Nesse sentido, ela reforça a importância de se debater o tema dentro da universidade. “A universidade não tem políticas para lidar com isso, não debate o tema  e não procura formar os seus professores para saber lidar com o assunto. Então o que a gente reivindica é primeiro um processo de conscientização, que as pessoas saibam que existem alunos com transtornos mentais na universidade e que eles precisam de algumas políticas específicas.”

FUSM  

Outra iniciativa que realiza atividades sobre o tema é a Frente Universitária de Saúde Mental (FUSM), formada por alunos da Medicina, do Direito, da Psicologia, da Escola Politécnica e também de faculdades de fora da USP, como a Santa Casa de São Paulo.
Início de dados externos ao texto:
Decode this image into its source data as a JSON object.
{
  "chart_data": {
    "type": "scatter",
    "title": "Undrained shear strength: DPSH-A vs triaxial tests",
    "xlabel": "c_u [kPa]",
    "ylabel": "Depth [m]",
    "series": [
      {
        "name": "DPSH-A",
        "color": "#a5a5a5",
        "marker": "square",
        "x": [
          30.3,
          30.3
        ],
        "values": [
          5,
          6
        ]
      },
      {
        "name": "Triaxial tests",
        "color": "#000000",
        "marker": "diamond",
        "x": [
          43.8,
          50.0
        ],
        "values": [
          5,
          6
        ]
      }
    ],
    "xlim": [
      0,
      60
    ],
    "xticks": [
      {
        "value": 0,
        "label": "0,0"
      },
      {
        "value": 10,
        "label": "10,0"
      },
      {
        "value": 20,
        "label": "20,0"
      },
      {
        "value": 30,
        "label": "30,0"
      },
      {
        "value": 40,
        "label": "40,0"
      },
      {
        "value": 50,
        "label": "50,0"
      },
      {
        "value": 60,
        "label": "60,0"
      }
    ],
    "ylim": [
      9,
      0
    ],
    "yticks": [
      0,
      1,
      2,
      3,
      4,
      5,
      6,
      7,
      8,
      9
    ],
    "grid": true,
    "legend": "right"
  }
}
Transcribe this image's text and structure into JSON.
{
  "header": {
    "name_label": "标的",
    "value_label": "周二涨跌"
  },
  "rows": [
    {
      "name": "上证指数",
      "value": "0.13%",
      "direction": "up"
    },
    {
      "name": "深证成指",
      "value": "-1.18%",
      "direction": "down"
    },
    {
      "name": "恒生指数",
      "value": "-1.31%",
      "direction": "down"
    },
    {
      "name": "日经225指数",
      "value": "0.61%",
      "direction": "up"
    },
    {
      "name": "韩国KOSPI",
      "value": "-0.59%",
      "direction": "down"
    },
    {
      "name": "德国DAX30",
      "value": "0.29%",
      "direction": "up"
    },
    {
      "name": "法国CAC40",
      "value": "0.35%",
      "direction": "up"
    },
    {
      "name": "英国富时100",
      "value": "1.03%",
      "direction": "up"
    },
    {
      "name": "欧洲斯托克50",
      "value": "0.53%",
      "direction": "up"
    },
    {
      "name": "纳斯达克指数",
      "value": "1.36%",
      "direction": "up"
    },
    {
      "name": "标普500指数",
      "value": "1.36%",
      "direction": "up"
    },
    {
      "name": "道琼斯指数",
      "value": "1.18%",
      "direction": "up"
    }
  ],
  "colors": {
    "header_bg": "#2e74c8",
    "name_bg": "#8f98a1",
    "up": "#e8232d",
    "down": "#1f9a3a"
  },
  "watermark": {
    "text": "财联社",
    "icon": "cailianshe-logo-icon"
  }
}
Após diversos casos de tentativas de suicídio no curso de Medicina no ano passado, o grupo surgiu com o objetivo de lutar por serviços de acolhimento nas faculdades e por uma mudança curricular que priorize a saúde mental dos alunos.

Em 2017, a Frente realizou a Semana de Saúde Mental, evento aberto à comunidade e que trouxe atividades e palestras em torno do tema. Os  convidados debateram assuntos como o estigma da saúde mental, suicídio na universidade e  aspectos da rotina acadêmica que podem ser prejudiciais à saúde mas acabam sendo naturalizados.

Imagem da campanha #NãoÉNormal, lançada pelo grupo no Facebook. Créditos: Januz Miralles

Neste mês, o grupo inicia o projeto de rodas de conversas abertas, onde os alunos poderão discutir sobre como o curso e o ambiente em que estudam afetam sua saúde mental e sobre suas demandas em relação a isso. As primeiras acontecem na Poli, na Odontologia e na FEA (Faculdade de Economia, Administração e Contabilidade), mas o objetivo é realizar em diversas faculdades, inclusive fora da USP.

Beatriz Bessa, aluna de Engenharia Elétrica na Poli e membro da Frente, explica que a ideia é ouvir as demandas dos alunos e, junto com o Centro Acadêmico de cada faculdade, pensar em ações que possam mudar o cenário. “Enquanto as questões de saúde mental estiverem veladas, enquanto as pessoas não perceberem que existem alunos com depressão, tendo crise de ansiedade e que a própria instituição esconde isso, a situação nunca vai se resolver”, comenta.

Viralizou

A página da Frente no Facebook conta com mais de 30 mil curtidas, e, no ano passado, uma campanha criada por eles viralizou na rede social. Com a hashtag #NãoÉNormal, os usuários compartilhavam experiências pessoais de como a vida universitária pode afetar a vida pessoal negativamente. “Não é normal que a faculdade se torne um gatilho para ansiedade” e “não é normal não ter tempo para cuidar da sua saúde” são frases que aparecem em alguns dos posts que obtiveram diversos compartilhamentos.